Why all the karma bashing? Yes, absolutely, people will upvote or downvote for political reasons and be heavily influenced by the name behind the post/comment. All the time. But as far as I can tell, politics is a problem with any evaluation system whatsoever, and karma does remarkably well. In my experience, post and comment scores are strongly correlated with how useful I find them, how much they contribute to my experience of the discussion. And the list of top contributors is full of people who have written posts that I have saved forever, that in many cases irreversibly impacted my thinking. The fact that EY is sometimes deservingly downvoted is a case in point. The abuse described in the original post is unfortunate, but overall the LessWrong system does a difficult job incredibly well.
I’ve noticed a similar (or worse) effect in my own voting patterns. More than once I’ve neglected to upvote something I thought was good because it had very high karma and was posted by a very-high-karma user. My thought process is something like, “Lukeprog has already gotten more karma for this post than many users have altogether. Does he really need another upvote?”
The largest bias in voting I’ve noticed in my own thinking is when someone else has voted down a comment, and I see no reason it should be either up or down voted. It is very difficult for me to not upvote it to counteract the, in my opinion undeserving, downvote.
I’ve seen voting patterns like that and my example described elsewhere as being, not exactly biases, but a product of there being two or more ways people use the karma system.
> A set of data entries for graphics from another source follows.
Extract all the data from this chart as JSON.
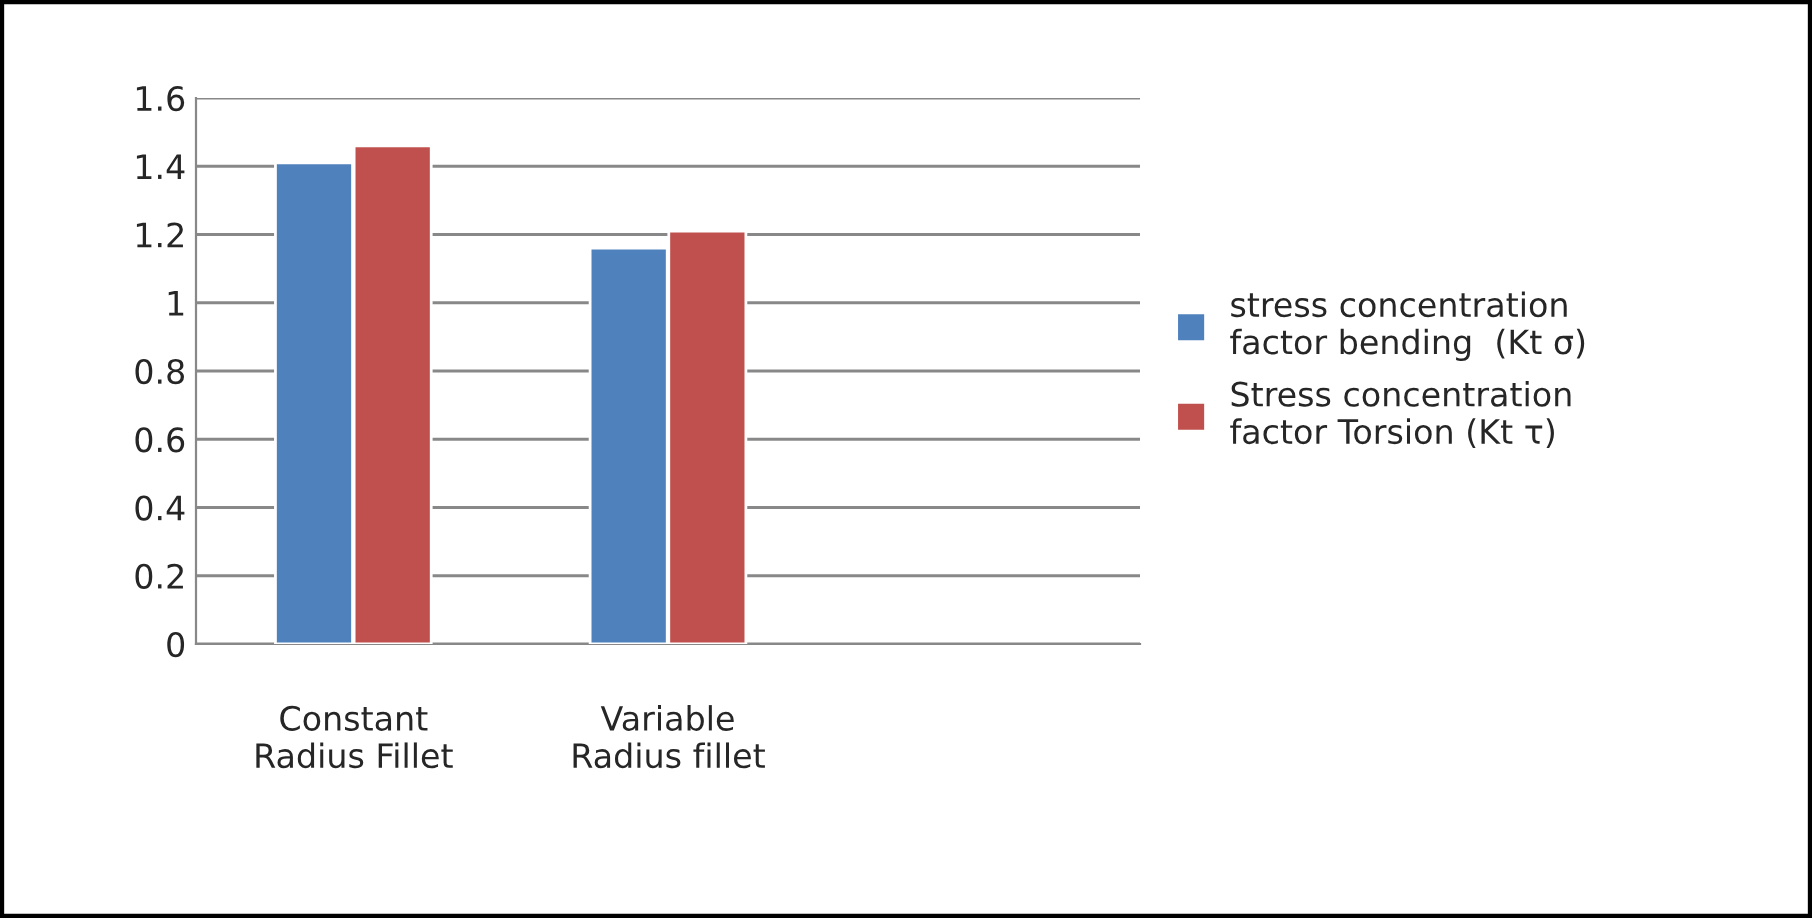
{
  "chart_data": {
    "type": "bar",
    "categories": [
      "Constant\nRadius Fillet",
      "Variable\nRadius fillet",
      null
    ],
    "series": [
      {
        "name": "stress concentration factor bending  (Kt σ)",
        "color": "#4f81bd",
        "values": [
          1.41,
          1.16,
          null
        ]
      },
      {
        "name": "Stress concentration factor Torsion (Kt τ)",
        "color": "#c0504d",
        "values": [
          1.46,
          1.21,
          null
        ]
      }
    ],
    "ylim": [
      0,
      1.6
    ],
    "yticks": [
      0,
      {
        "value": 0.2,
        "label": "0.2"
      },
      {
        "value": 0.4,
        "label": "0.4"
      },
      {
        "value": 0.6,
        "label": "0.6"
      },
      {
        "value": 0.8,
        "label": "0.8"
      },
      1,
      {
        "value": 1.2,
        "label": "1.2"
      },
      {
        "value": 1.4,
        "label": "1.4"
      },
      {
        "value": 1.6,
        "label": "1.6"
      }
    ],
    "grid": "y",
    "legend": "right"
  }
}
AFAICT, different people decide to upvote or downvote based on the answer to one of the following questions:
*Is this comment above my threshold of “good enough to upvote,” below my threshold of “bad enough to downvote,” or in between?
*Does this comment need more or fewer karma than it currently has?
*Does having posted this comment make the poster deserving of another karma point (or “more karma points than ey has already gotten from it)?
People who see the karma system more as a tool for ranking comments will probably use question 1 or 2. People who see the karma system as a tool for ranking users will use question 3. Also, people who ask question 1 will probably use the anti-kibitzer, while people who use question 2 probably will not.
I had considered one and two before, and strongly prefer one, but it hadn’t occurred to me that people might operate by three. And I don’t use the anti-kibitzer, mostly because I’m too lazy to get it working, and believe (probably erroneously) that I am not influenced by that. Also, I’d constantly be turning it on and off and then on again, so much so that it would only be frustrating.
I mostly use one, with occasional instances of two. For instance, I never downvoted the Popper troll from a few months ago, because every comment of eirs I saw was already at −20 and downvoting seemed pointless. My not upvoting Lukeprog is mostly two with a little bit of three. I used to use the anti-kibitzer, but it was preventing me from getting to know the other users, and long conversations with three people in them got confusing. I kept having to turn it on and off, and in the browser I had at the time that meant scrolling all the way to the top of the page and losing my place.
I suspect the same thing. Actually I think there are a couple of biases—the name brand association you describe and also an affect I have noticed in myself where I feel inclined to upvote posts that have been upvoted a lot. Following the herd I guess.
If a “famous” poster who regularly accrues a couple dozen or more Karma a day just from popular comments they post would post for a few days under a pseudonym (but otherwise do not post any differently then they would have done) we might get some data about the former affect as you describe it.